Service nach Richtlinie MiFID II

Messaging-Service für die Finanzbranche

| Autor / Redakteur: Bernhard Lück / Andreas Donner

HeyWire und Colt starten für Finanzdienstleister einen mobilen Messaging-Service nach MiFID-II-Vorgaben.
HeyWire und Colt starten für Finanzdienstleister einen mobilen Messaging-Service nach MiFID-II-Vorgaben. (Bild: Colt/HeyWire)

Der für Colt-Kunden in Europa verfügbare Business Messenger von HeyWire erfüllt, so die Anbieter, Sicherheits- und Compliance-Anforderungen der Finanzbranche, da er u.a.

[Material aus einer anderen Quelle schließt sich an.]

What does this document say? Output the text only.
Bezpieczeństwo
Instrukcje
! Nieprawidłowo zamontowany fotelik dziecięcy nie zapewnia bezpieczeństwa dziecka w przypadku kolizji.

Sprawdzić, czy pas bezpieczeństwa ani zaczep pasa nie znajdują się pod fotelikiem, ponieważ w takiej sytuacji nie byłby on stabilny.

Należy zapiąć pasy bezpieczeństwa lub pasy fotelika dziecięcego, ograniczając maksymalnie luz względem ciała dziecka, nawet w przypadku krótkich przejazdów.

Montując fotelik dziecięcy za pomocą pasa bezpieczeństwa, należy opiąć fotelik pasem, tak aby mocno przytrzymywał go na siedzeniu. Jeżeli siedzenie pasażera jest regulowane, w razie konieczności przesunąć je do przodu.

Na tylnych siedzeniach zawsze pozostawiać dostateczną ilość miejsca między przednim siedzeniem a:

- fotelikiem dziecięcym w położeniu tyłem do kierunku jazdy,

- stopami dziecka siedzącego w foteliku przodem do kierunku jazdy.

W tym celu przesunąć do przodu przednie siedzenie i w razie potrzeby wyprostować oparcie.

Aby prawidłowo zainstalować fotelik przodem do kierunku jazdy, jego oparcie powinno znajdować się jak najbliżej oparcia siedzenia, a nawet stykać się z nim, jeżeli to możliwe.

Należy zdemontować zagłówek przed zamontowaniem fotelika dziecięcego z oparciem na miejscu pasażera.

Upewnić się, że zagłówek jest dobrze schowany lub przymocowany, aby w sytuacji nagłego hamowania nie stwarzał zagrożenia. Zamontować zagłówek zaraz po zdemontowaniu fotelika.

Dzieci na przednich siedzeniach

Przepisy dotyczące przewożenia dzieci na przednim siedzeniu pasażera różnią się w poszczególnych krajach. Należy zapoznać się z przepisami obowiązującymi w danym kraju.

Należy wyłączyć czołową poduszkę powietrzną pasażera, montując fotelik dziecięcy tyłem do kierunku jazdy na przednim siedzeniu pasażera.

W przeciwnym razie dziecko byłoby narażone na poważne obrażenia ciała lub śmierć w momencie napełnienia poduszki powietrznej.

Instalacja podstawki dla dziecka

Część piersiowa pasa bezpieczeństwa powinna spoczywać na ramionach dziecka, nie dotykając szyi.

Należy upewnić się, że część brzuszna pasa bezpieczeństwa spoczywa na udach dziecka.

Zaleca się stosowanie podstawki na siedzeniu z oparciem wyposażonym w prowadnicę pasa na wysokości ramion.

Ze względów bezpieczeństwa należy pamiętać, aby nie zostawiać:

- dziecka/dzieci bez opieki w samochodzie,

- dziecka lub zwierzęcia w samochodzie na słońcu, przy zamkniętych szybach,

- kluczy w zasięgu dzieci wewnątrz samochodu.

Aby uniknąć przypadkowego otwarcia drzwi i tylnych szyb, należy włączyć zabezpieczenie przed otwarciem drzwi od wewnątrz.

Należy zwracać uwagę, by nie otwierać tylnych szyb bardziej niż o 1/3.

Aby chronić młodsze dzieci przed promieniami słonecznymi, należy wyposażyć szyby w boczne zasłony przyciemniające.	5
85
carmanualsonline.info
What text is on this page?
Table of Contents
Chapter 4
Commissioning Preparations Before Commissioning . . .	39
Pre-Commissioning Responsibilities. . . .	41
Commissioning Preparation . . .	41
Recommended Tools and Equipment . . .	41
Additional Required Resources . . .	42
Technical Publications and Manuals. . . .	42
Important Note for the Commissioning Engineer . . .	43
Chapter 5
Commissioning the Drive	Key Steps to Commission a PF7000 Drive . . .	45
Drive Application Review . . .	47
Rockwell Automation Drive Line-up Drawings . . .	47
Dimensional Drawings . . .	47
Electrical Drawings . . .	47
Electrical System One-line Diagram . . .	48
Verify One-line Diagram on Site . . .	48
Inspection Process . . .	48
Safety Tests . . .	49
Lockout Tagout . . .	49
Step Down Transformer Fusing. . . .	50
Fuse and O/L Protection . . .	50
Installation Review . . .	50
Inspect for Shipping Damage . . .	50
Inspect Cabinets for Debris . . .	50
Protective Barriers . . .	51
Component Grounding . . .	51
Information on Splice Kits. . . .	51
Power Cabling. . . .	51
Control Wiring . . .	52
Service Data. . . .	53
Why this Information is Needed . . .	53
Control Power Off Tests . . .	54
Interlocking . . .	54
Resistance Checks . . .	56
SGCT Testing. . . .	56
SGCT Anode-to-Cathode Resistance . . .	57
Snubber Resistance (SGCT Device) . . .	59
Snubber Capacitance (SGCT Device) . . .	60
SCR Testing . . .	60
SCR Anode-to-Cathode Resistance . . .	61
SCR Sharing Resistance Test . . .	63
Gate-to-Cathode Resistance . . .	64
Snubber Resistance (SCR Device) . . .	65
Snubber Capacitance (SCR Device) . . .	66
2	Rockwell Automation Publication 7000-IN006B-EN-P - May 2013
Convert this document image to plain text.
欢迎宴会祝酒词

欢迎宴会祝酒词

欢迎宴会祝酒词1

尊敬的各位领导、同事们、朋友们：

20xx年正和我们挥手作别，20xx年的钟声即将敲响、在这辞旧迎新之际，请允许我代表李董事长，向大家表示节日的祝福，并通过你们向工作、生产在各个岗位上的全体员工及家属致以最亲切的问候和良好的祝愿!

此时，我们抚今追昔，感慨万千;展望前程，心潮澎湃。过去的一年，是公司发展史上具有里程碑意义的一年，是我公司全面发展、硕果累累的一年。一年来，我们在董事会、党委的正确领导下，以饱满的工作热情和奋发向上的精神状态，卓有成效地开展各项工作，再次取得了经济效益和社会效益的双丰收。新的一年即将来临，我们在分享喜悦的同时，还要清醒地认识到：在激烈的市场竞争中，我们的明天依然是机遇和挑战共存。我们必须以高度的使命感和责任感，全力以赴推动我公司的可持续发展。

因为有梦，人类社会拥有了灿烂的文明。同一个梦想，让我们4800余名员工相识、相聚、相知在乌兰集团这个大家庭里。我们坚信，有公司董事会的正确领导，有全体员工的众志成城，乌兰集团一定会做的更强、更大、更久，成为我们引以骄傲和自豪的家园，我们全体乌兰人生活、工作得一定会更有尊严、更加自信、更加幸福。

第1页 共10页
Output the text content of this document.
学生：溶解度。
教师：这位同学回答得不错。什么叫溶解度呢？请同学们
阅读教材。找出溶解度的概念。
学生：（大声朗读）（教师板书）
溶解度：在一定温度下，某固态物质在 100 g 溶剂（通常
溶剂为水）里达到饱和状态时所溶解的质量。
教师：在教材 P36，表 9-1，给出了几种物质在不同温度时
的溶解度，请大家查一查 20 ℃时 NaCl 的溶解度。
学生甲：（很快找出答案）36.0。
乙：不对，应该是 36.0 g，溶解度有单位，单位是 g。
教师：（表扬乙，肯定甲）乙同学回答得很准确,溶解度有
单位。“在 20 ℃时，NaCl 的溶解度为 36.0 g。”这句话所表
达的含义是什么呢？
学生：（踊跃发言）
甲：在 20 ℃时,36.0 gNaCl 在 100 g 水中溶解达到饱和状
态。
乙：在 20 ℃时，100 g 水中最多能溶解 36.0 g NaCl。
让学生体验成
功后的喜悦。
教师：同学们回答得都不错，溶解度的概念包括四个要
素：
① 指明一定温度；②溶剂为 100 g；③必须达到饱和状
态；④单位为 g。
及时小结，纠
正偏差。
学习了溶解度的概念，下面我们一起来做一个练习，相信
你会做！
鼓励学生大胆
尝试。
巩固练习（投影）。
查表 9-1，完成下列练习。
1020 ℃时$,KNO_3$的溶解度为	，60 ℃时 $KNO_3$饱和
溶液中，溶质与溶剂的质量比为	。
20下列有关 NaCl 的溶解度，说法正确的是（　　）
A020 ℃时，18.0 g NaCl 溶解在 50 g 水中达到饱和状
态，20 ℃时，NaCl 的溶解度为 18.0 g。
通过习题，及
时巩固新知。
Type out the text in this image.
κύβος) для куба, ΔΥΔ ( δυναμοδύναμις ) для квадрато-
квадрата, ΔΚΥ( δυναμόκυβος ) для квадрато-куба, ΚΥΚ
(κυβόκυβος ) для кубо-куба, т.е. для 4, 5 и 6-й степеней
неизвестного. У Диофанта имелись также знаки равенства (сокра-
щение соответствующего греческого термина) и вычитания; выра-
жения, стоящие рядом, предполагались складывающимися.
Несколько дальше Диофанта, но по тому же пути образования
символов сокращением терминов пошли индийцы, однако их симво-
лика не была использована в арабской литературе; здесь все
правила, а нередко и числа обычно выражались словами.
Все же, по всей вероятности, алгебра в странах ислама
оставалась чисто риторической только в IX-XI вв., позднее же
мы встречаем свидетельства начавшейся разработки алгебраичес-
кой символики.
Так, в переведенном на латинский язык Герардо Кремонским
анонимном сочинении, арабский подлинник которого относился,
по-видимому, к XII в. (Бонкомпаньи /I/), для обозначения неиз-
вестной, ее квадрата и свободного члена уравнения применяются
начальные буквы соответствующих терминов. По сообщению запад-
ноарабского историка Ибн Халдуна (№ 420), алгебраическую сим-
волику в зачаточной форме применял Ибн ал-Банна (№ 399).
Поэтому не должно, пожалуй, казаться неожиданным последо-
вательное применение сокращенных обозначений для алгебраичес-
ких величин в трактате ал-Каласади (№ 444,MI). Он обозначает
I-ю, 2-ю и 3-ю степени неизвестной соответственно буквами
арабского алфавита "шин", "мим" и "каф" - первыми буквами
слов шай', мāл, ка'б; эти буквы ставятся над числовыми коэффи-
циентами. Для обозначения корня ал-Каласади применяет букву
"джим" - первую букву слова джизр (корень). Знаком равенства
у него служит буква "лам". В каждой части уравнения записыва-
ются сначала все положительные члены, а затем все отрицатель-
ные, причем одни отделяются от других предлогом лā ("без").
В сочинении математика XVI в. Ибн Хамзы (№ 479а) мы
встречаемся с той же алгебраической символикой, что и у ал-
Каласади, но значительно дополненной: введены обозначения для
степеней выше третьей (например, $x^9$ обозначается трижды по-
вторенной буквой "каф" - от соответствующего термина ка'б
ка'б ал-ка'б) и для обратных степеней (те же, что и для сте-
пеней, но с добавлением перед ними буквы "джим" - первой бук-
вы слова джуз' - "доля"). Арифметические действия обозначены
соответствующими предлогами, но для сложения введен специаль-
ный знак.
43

Geschäftsdaten verschlüsselt und auf Unternehmenssystemen statt auf Endgeräten speichert.

Mit der Messaging-App, die Colt und HeyWire zufolge den Vorgaben der Finanzmarktrichtlinie MiFID II (Markets in Financial Instruments Directive) entspricht, sei es Mitarbeitern von Finanzdienstleistungsunternehmen möglich, über ihren Desktop-Computer oder ihr mobiles Endgerät Textnachrichten zu senden und zu empfangen. Beim Einsatz des eigenen mobilen Endgeräts werde die persönliche Mobilfunknummer nicht veröffentlicht.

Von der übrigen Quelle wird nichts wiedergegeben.